68K+ individuals assisted through workforce development initiatives

900+ participated in trainings, webinars or 22+ learning communities

$3M+ invested in workforce development

PHI’s Together Toward Health (TTH) program is founded on the principle that local groups know the best ways to make their own neighborhoods safer, healthier, and more equitable, and thus community groups must be in the lead for long-term health equity. 

A key piece of this work was helping to create pathways for a more diverse public health workforce based and rooted in the local community. Initiated in August 2020, TTH focused primarily in low-income communities of color that have been hardest hit by the COVID-19 pandemic, including being impacted by business downsizing and closures. During the pandemic, more than 65% of Californians who faced job losses or hours reductions were people of color.

TTH aimed to support members of their partner community-based organizations with workforce and professional development opportunities, to strengthen and increase their capacity, skills and expertise in public health. Through TTH, members from our partner and grantee community-based groups participated in trainings, one-on-one coaching, resume development, certifications, peer learning and other professional development opportunities that helped build career pathways and connected them with jobs in public health. Trainings included program evaluations, strategic communications,  Community Health Worker and Mental Health First Aid certifications, and more. 

An African American woman showing notes to a colleague by a computer in a workplace
San Diego Workforce Partnership

TTH planned more than 50 trainings and webinars for more than 430 participants, and also facilitated more than 22 monthly virtual Learning Communities with 514 participants, where staff from community organizations shared best practices that are working in their regions, including one Learning Community focused on workforce development.
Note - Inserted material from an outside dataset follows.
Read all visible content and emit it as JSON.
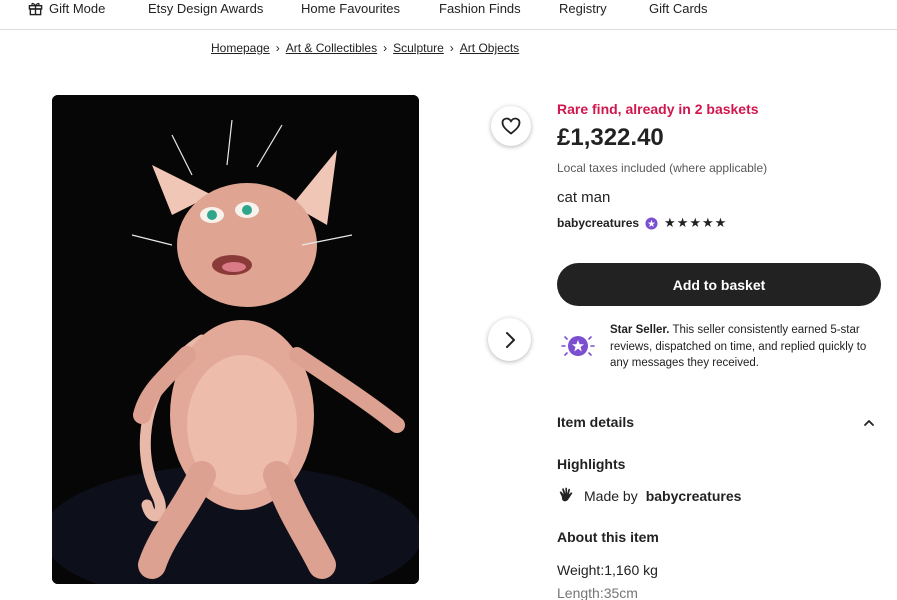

Through TTH training, professional development and Learning Communities, members of local community groups gained the skills they needed to deepen their expertise in the ongoing critical public health work they bring to their communities. 
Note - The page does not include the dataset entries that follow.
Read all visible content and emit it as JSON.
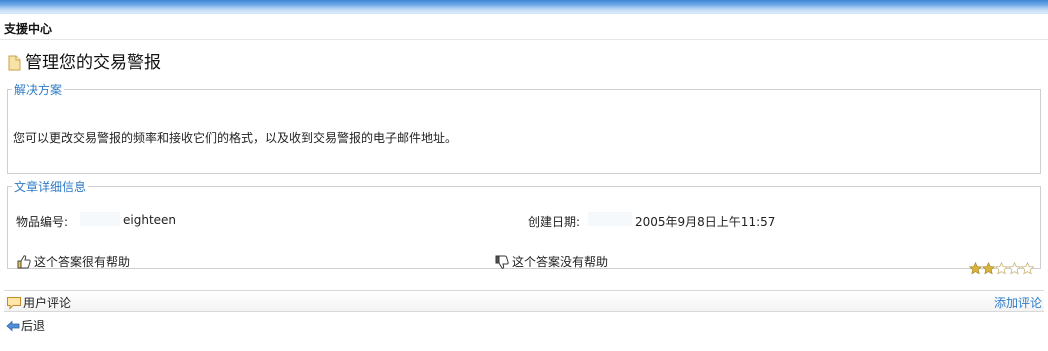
{
  "header": {
    "section_title": "支援中心",
    "page_title": "管理您的交易警报"
  },
  "solution": {
    "legend": "解决方案",
    "text": "您可以更改交易警报的频率和接收它们的格式，以及收到交易警报的电子邮件地址。"
  },
  "details": {
    "legend": "文章详细信息",
    "item_number_label": "物品编号:",
    "item_number_value": "eighteen",
    "created_date_label": "创建日期:",
    "created_date_value": "2005年9月8日上午11:57",
    "helpful_label": "这个答案很有帮助",
    "not_helpful_label": "这个答案没有帮助",
    "rating": {
      "filled": 2,
      "total": 5
    }
  },
  "comments": {
    "label": "用户评论",
    "add_label": "添加评论"
  },
  "nav": {
    "back_label": "后退"
  },
  "colors": {
    "accent": "#2f7cc6",
    "topbar": "#3f86d6",
    "star_filled": "#d9b43a"
  },
  "icons": {
    "title": "document-icon",
    "helpful": "thumbs-up-icon",
    "not_helpful": "thumbs-down-icon",
    "comments": "comment-icon",
    "back": "back-arrow-icon",
    "rating": "star-icon"
  }
}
TTH also supported place-based workforce development partners that are developing public health employment pipelines, including:

  • Worker Education Resource Center (WERC), working in partnership with Los Angeles County, helped create career pathways for community health workers/promotores, contact tracers, system navigators, and other workers who are a part of the COVID response workforce, to help them secure permanent employment after the pandemic.
  • San Diego Workforce Partnership is offering area residents customized training, including  job readiness skills and application support, to help them seek meaningful living-wage, entry-level jobs at behavioral healthcare organizations.
  • Valley Center for the Blind in the Central Valley is helping to create accessible jobs for people with vision loss and expand opportunities for people who are blind and were impacted by COVID-19. Their work included hosting contact tracers for work with their local health department and developing education materials and conducting outreach to business partners to help develop and foster career opportunities.
A group of trainees holding up their certificates
Worker Education Resource Center

In all of these efforts, TTH sought to ensure that trusted community-based groups were supported for their continuing work to address health inequities after the pandemic. Their approach is founded in the belief that trusted relationships and community connections can overcome systemic barriers to health, and can be a pathway to equity and better health outcomes in the long-run.